Alfred Kammer, diretor da Europa do FMI, afirmou que o momento é oportuno para Portugal recorrer à margem orçamental criada pelo país. Em declarações à Lusa, destacou a importância de usar esse espaço diante do novo choque provocado pelo conflito no Médio Oriente.
O responsável do FMI elogiou o desempenho de Portugal na redução da dívida pública, permitindo maior robustez frente a choques externos. Considerou que a trajetória de ajustamento tem sido positiva e que a margem orçamental pode ser utilizada de forma pontual.
Kammer descreveu a situação financeira de Portugal como uma “história de sucesso”, sublinhando que o espaço disponível deve permanecer limitado a medidas temporárias. A previsão é de que o país mantenha uma trajectória de redução da dívida, ainda que com espaço para ajustes pontuais.

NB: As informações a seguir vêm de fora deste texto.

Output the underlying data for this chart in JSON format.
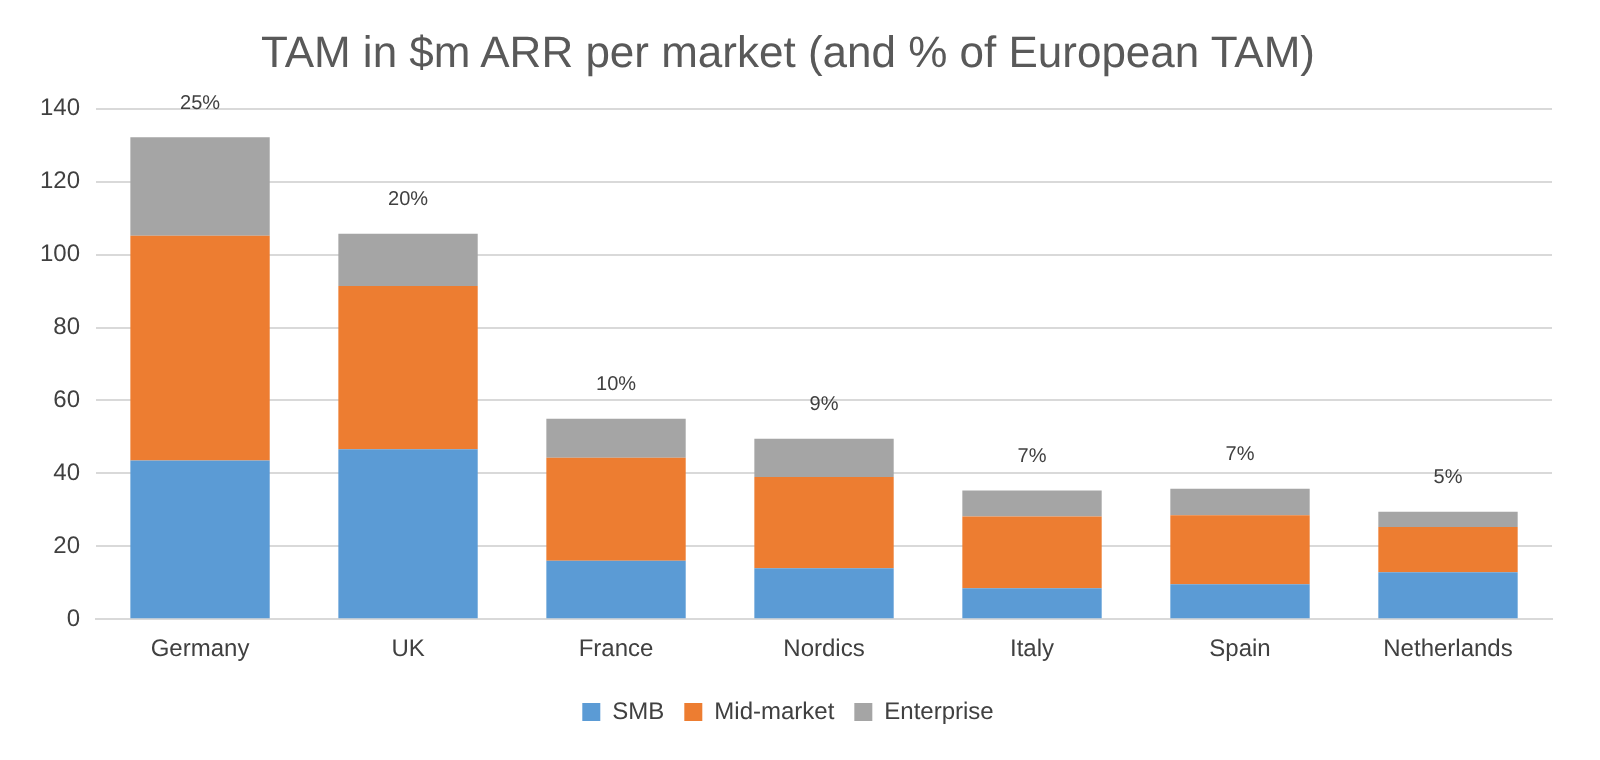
{
  "chart_data": {
    "type": "bar",
    "title": "TAM in $m ARR per market (and % of European TAM)",
    "stacked": true,
    "categories": [
      "Germany",
      "UK",
      "France",
      "Nordics",
      "Italy",
      "Spain",
      "Netherlands"
    ],
    "series": [
      {
        "name": "SMB",
        "color": "#5b9bd5",
        "values": [
          43.5,
          46.6,
          16,
          14,
          8.5,
          9.6,
          12.9
        ]
      },
      {
        "name": "Mid-market",
        "color": "#ed7d31",
        "values": [
          61.7,
          44.8,
          28.3,
          25,
          19.7,
          18.9,
          12.4
        ]
      },
      {
        "name": "Enterprise",
        "color": "#a5a5a5",
        "values": [
          27,
          14.3,
          10.7,
          10.5,
          7.1,
          7.3,
          4.2
        ]
      }
    ],
    "annotations": [
      {
        "text": "25%",
        "x": "Germany",
        "y": 132.2
      },
      {
        "text": "20%",
        "x": "UK",
        "y": 105.7
      },
      {
        "text": "10%",
        "x": "France",
        "y": 55
      },
      {
        "text": "9%",
        "x": "Nordics",
        "y": 49.5
      },
      {
        "text": "7%",
        "x": "Italy",
        "y": 35.3
      },
      {
        "text": "7%",
        "x": "Spain",
        "y": 35.8
      },
      {
        "text": "5%",
        "x": "Netherlands",
        "y": 29.5
      }
    ],
    "ylim": [
      0,
      140
    ],
    "yticks": [
      0,
      20,
      40,
      60,
      80,
      100,
      120,
      140
    ],
    "grid": "y",
    "legend": "bottom"
  }
}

Perspetivas fiscais e cenários
O FMI projeta um défice de 0,1% do PIB para 2025. O Governo, por seu turno, estimava um excedente de 0,1% para este ano, mas sinalizou a possibilidade de rever esse valor devido às tempestades e ao conflito regional.
O ministro das Finanças, Joaquim Miranda Sarmento, reconheceu o risco de défice, mantendo-o abaixo de 0,5% do PIB. O objetivo é manter o país em linha com margens de manobra sem comprometer a disciplina orçamental.
O Executivo já aprovou um pacote de apoios após eventos climáticos extremos entre janeiro e fevereiro, além de ter implementado medidas para mitigar a subida dos preços dos combustíveis associada ao conflito iraniano, incluindo um desconto no ISP.
Déficit, dívida e crescimento
O FMI antecipa uma redução progressiva da dívida pública, estimando 85,6% do PIB em 2026, 82,2% em 2027 e 75,5% em 2030. Em termos de crescimento, prevê 1,9% para este ano e 1,8% em 2027.
Kammer advertiu que o impacto da guerra no Irão poderá significar uma perda entre 0,2% e 0,3% do PIB entre este ano e o próximo. O responsável reforçou que Portugal depende fortemente de energias renováveis e que o efeito será ajustado pela composição económica do país.
Para o FMI, manter a trajetória de redução da dívida continua a ser prioridade, com as medidas de apoio a serem usadas de forma temporária e bem calibrada para evitar novas vulnerabilidades. O relatório Fiscal Monitor acompanha a evolução destas contas.